Der HC Gröden steht im Finale der Alps Hockey League. © matthaeus kostner
Grödens Märchen: Vom drittletzten Platz ins Finale
Der HC Gröden vollbringt in der Alps Hockey League derzeit ein kleines Wunder. Nach dem Einzug ins Finale waren die Furie im siebten Eishockeyhimmel.
08. April 2026
Von: det
Der HC Gröden schreibt eines der schönsten Südtiroler Sportmärchen der letzten Jahre: Die Furie sind völlig unerwartet ins Finale der Alps Hockey League eingezogen. Im Viertelfinale räumten die Furie den Grunddurchgangssieger Salzburg aus dem Weg, im Halbfinale musste nun der Titelfavorit Zell am See dran glauben. Und das, obwohl die Grödner den Grunddurchgang auf dem 11. und drittletzten Platz abgeschlossen haben und es gerade so in die Playoffs geschafft haben.

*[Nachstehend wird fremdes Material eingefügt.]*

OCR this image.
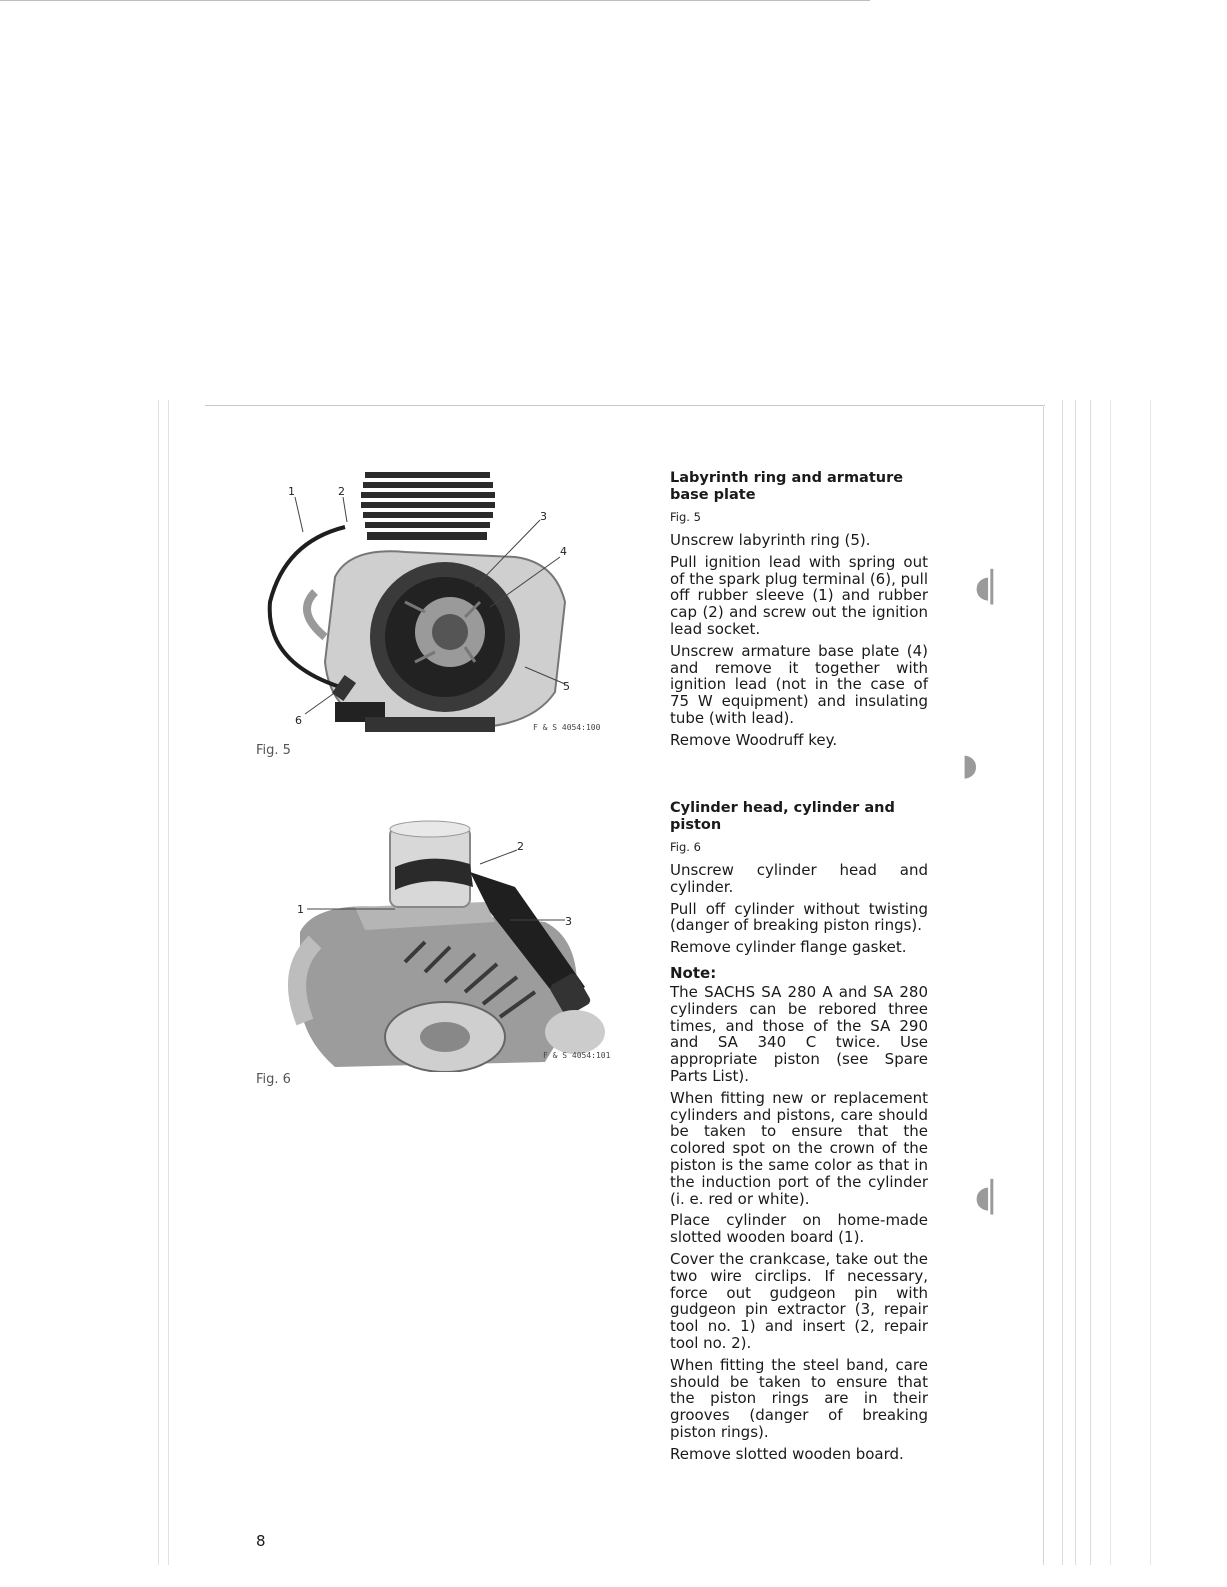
◖▏
◗
◖▏
1	2
3
4
5
6
F & S 4054:100
Fig. 5
1
2
3
F & S 4054:101
Fig. 6

Labyrinth ring and armature base plate

Fig. 5

Unscrew labyrinth ring (5).

Pull ignition lead with spring out of the spark plug terminal (6), pull off rubber sleeve (1) and rubber cap (2) and screw out the ignition lead socket.

Unscrew armature base plate (4) and remove it together with ignition lead (not in the case of 75 W equipment) and insulating tube (with lead).

Remove Woodruff key.

Cylinder head, cylinder and piston

Fig. 6

Unscrew cylinder head and cylinder.

Pull off cylinder without twisting (danger of breaking piston rings).

Remove cylinder flange gasket.

Note:

The SACHS SA 280 A and SA 280 cylinders can be rebored three times, and those of the SA 290 and SA 340 C twice. Use appropriate piston (see Spare Parts List).

When fitting new or replacement cylinders and pistons, care should be taken to ensure that the colored spot on the crown of the piston is the same color as that in the induction port of the cylinder (i. e. red or white).

Place cylinder on home-made slotted wooden board (1).

Cover the crankcase, take out the two wire circlips. If necessary, force out gudgeon pin with gudgeon pin extractor (3, repair tool no. 1) and insert (2, repair tool no. 2).

When fitting the steel band, care should be taken to ensure that the piston rings are in their grooves (danger of breaking piston rings).

Remove slotted wooden board.

8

Der heroische 6:1-Sieg über die Zeller Eisbären machte am Dienstag im rappelvollen Pranives-Stadion von Wolkenstein den Einzug ins erste AlpsHL-Finale perfekt. Matchwinner war dabei einmal mehr Goalie Claes Endre, der 41 Schüsse entschärfte. Der Schwede, der bis Mitte Jänner vereinslos war und erst dann in den Dolomitenort kam, ist ein absoluter Gamechanger.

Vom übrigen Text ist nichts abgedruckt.